The “high school of the future” may not be what the Albemarle County School Board previously had in mind. It also might be built within school buildings that already exist.
The concept — which surfaced almost two years ago as a conversation focused on facility needs — has evolved into discussion about transforming how and what the schools teach.
“I do think we’ve reached a consensus that it’s not about the building, it’s about what we do,” said Steve Koleszar, a 20-year member of the School Board.
Initial conversations about a new high school included ideas such as increased amounts of online classes, internships and a building with no athletic fields designed to serve 600 to 800 students at a time, rather than the more than 1,000 students traditional comprehensive high schools serve.
“When we first talked about the high school of the future, we wanted to create a school climate where we could factor in all these things that we were talking about at the time,” said School Board member Jason Buyaki, saying that the board shouldn’t have started the discussion focused on the structure.
“In hindsight … it should have been curriculum and our method of instruction for the future, and that in turn trickles down to all your buildings and it redefines what you want to do,” Buyaki said.
As the division prepares for an upcoming redistricting to alleviate overcrowding at Albemarle High School and Greer Elementary School, school officials already have said a new $60 million comprehensive high school is not under consideration.
Pam Moran, superintendent of Albemarle County Public Schools, said one of the driving factors behind the new approach and its evolution is the division’s 12 lifelong learner competencies — a set of characteristics the division wants all of its students to embody.
According to the division’s website, the goal of the competencies is to ensure that students “learn beyond the simple recall of facts; understand the connections to and implications of what they learn; retain what they learn; and be able to apply what they learn in new contexts.”
“When you talk about kids being able to communicate ideas, defend arguments, use multiple forms of media, plan and conduct research, you don’t see those sorts of things embedded in the state Standards of Learning or in the state tests,” Moran said.
“That is our goal, so what are the pedagogies, the curriculum and the performance-based assessments that we need to do to really make sure that kids are getting experiences … they need in order to accomplish those competencies?” she asked.
“If you’re in a classroom where the teacher is standing at the front of the room lecturing for 90 minutes, you’re not planning and conducting research, you’re listening to somebody talk about somebody else’s research,” Moran said.
As notions of the high school of the future change, the School Board’s chairman, Ned Gallaway, encouraged board members not to focus their thinking only on the division’s oldest students.
“It’s not just the high school level,” Gallaway said. “It’s a broader conceptual issue that this has turned into.”

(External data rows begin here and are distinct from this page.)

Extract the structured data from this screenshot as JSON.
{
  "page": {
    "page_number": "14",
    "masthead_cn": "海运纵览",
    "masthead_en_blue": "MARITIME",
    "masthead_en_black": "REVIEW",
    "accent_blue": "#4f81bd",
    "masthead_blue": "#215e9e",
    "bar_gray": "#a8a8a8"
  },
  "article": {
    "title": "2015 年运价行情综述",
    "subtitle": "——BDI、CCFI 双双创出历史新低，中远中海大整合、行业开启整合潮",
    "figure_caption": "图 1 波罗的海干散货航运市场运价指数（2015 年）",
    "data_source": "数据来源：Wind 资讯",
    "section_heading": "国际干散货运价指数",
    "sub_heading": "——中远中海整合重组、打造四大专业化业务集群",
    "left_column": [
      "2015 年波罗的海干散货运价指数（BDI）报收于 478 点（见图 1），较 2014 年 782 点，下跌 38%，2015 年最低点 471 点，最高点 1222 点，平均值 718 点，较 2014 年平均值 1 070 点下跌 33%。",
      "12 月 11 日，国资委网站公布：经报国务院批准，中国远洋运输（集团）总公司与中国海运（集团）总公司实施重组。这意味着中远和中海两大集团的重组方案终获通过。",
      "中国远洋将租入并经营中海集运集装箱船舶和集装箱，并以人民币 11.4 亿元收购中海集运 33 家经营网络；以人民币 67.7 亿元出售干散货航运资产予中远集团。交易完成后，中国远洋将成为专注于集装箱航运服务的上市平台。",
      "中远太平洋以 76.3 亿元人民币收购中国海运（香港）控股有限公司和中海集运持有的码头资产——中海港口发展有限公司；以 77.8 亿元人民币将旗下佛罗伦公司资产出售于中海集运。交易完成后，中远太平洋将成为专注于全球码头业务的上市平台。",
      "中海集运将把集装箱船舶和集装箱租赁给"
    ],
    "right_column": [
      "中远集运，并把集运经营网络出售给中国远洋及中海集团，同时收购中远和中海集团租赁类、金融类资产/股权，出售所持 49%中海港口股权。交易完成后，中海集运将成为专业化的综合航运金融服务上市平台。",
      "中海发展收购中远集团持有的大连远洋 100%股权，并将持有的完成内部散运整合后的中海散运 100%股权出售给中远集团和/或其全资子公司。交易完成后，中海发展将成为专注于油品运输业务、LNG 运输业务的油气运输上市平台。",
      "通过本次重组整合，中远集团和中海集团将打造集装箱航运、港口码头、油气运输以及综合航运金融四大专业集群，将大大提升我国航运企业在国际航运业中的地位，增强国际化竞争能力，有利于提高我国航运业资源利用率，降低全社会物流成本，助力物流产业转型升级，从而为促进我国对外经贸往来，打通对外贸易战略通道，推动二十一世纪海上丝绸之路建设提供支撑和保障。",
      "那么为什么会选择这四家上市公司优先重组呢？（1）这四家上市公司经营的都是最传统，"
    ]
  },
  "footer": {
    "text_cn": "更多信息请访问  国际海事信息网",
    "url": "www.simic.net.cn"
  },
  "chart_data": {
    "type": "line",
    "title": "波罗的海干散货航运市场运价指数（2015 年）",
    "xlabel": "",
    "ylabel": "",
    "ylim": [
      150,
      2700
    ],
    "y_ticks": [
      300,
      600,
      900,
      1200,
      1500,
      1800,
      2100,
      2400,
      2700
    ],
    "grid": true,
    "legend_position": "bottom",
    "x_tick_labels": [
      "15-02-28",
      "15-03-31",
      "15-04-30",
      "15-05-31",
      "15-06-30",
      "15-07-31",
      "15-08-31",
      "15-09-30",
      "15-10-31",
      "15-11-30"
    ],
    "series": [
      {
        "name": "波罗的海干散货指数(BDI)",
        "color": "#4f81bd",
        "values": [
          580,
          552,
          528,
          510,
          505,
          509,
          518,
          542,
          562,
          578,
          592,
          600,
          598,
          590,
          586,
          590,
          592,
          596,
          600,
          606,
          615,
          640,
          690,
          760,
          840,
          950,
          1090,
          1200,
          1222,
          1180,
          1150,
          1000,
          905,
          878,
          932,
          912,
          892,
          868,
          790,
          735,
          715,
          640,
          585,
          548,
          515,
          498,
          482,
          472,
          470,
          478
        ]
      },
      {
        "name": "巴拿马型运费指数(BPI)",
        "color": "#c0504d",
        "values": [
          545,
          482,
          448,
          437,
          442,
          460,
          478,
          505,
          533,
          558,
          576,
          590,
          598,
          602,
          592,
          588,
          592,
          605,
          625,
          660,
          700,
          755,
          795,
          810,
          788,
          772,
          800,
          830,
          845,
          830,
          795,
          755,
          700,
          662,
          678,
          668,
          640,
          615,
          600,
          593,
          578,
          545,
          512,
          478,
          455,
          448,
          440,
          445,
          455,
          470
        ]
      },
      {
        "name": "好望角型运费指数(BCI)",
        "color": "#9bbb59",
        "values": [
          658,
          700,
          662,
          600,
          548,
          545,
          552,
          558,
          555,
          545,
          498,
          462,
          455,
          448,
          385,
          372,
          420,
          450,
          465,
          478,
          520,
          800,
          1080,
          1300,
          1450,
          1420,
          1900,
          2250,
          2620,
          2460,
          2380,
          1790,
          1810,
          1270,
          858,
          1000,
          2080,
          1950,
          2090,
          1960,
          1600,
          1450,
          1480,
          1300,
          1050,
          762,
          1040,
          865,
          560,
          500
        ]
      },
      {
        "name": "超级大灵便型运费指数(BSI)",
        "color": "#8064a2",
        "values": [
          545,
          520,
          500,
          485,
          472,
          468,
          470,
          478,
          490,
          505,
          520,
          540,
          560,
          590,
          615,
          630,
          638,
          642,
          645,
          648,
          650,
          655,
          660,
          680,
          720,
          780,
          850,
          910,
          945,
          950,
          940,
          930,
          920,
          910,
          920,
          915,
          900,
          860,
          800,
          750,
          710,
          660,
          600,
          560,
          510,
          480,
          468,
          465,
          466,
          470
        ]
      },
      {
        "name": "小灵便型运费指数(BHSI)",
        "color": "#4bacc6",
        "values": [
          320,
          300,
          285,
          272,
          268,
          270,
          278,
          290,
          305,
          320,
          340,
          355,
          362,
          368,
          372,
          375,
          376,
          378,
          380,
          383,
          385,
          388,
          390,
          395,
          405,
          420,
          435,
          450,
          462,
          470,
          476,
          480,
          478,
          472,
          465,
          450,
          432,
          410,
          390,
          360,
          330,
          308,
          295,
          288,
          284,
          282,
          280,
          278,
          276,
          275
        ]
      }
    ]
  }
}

School Board member Kate Acuff agreed.
“I don’t think that you can have the high school of the future if you don’t have kindergarten through eight of the future, or pre-K through eight,” Acuff said.
Because the board wants to modernize learning spaces to better reflect the work environments students will enter, School Board member Jon Stokes suggested that virtual learning play an increased role in the division’s future.
Similarly, Moran said a pedagogical shift is necessary to prepare students for future jobs.
“How is it that we’re preparing kids for an economy that is in rapid change mode?” Moran asked. “We’re going to wipe a lot of people out of jobs if we don’t educate them differently for very different kinds of jobs in the future.”
“We’ve got to think in a different manner in order to deliver these opportunities to students,” Buyaki said.
After an October meeting in which the board learned that teachers and students wanted and needed more instructional time to devote to creative teaching and learning, the board last winter received feedback from a steering committee designed to provide ideas about how the high schools could innovate in the areas of both teaching and learning.
The most significant recommendation — piloted this year — allowed teachers to replace traditional final exams with longer, end-of-year assignments that required students to conduct research and demonstrate learning, Moran said.
“We had a significant number of teachers who chose to do that,” Moran said.
Division staff members are now working to implement a similar program in the middle schools, the superintendent said.
As the frame of the conversation has changed, moving forward, school officials said they will continue trying to articulate the division’s needs and to clarify the vision to achieve this new goal.